Space Complexity: The auxiliary space complexity incurs due to additional storage of \(2N\lfloor {\frac{L}{l}\rfloor }\) state machines of size \(4^{k+b}\). Therefore the overall auxiliary space complexity is given by \(O(N4^{k+b}\lfloor {\frac{L}{l}\rfloor }+s(C)\lfloor {\frac{L}{l}\rfloor })\), where s(C) is the space complexity of the classification algorithm.

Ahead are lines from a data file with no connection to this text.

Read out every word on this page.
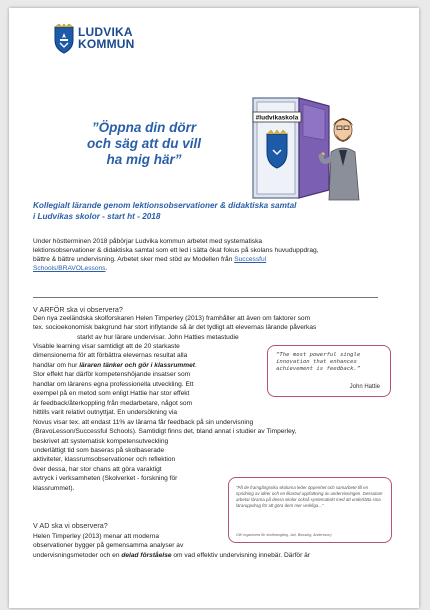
LUDVIKA
KOMMUN
”Öppna din dörr
och säg att du vill
ha mig här”
#ludvikaskola
Kollegialt lärande genom lektionsobservationer & didaktiska samtal
i Ludvikas skolor - start ht - 2018
Under höstterminen 2018 påbörjar Ludvika kommun arbetet med systematiska
lektionsobservationer & didaktiska samtal som ett led i sätta ökat fokus på skolans huvuduppdrag,
bättre & bättre undervisning. Arbetet sker med stöd av Modellen från Successful
Schools/BRAVOLessons.
V ARFÖR ska vi observera?
Den nya zeeländska skolforskaren Helen Timperley (2013) framhåller att även om faktorer som
tex. socioekonomisk bakgrund har stort inflytande så är det tydligt att elevernas lärande påverkas
starkt av hur lärare undervisar. John Hatties metastudie
Visable learning visar samtidigt att de 20 starkaste
dimensionerna för att förbättra elevernas resultat alla
handlar om hur läraren tänker och gör i klassrummet.
Stor effekt har därför kompetenshöjande insatser som
handlar om lärarens egna professionella utveckling. Ett
exempel på en metod som enligt Hattie har stor effekt
är feedback/återkoppling från medarbetare, något som
hittills varit relativt outnyttjat. En undersökning via
Novus visar tex. att endast 11% av lärarna får feedback på sin undervisning
(BravoLesson/Successful Schools). Samtidigt finns det, bland annat i studier av Timperley,
beskrivet att systematisk kompetensutveckling
underlättigt tid som baseras på skolbaserade
aktiviteter, klassrumsobservationer och reflektion
över dessa, har stor chans att göra varaktigt
avtryck i verksamheten (Skolverket - forskning för
klassrummet).
“The most powerful single innovation that enhances achievement is feedback.”
John Hattie
V AD ska vi observera?
Helen Timperley (2013) menar att moderna
observationer bygger på gemensamma analyser av
undervisningsmetoder och en delad förståelse om vad effektiv undervisning innebär. Därför är
”På de framgångsrika skolorna leder öppenhet och samarbete till en spridning av idéer och en likartad uppfattning av undervisningen. Dessutom arbetar lärarna på dessa skolor också systematiskt med att underlätta sina läraruppdrag för att göra dem mer verkliga...”
OW organisera för skolframgång, Jarl, Blossing, Andersson)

Statistical method used to compare genomic sequences

For a state machine model, the transition probability matrix is converted into a vector. We note that there can be at most \(4^{k+b}\) non-zero entries in that vector as for any k-mer there are \(4^b\) neighbors. We use this \(4^{k+b}\) dimensional vector as the feature vector for building machine learning based classifiers. In all the classification tasks, we have 2 stages. In the first stage, we perform feature extraction by building a learning model using XGBoost^16,17 (XGBoost package in python is used in the implementation) method with maximum depth = 1. In the next stage, we use the top 10 features identified in stage 1 to build a logistic regression based model for classification. We perform 4-fold cross validation in both the stages. While building these classifiers, the number of training samples for each class were equal to each other to account for data imbalance.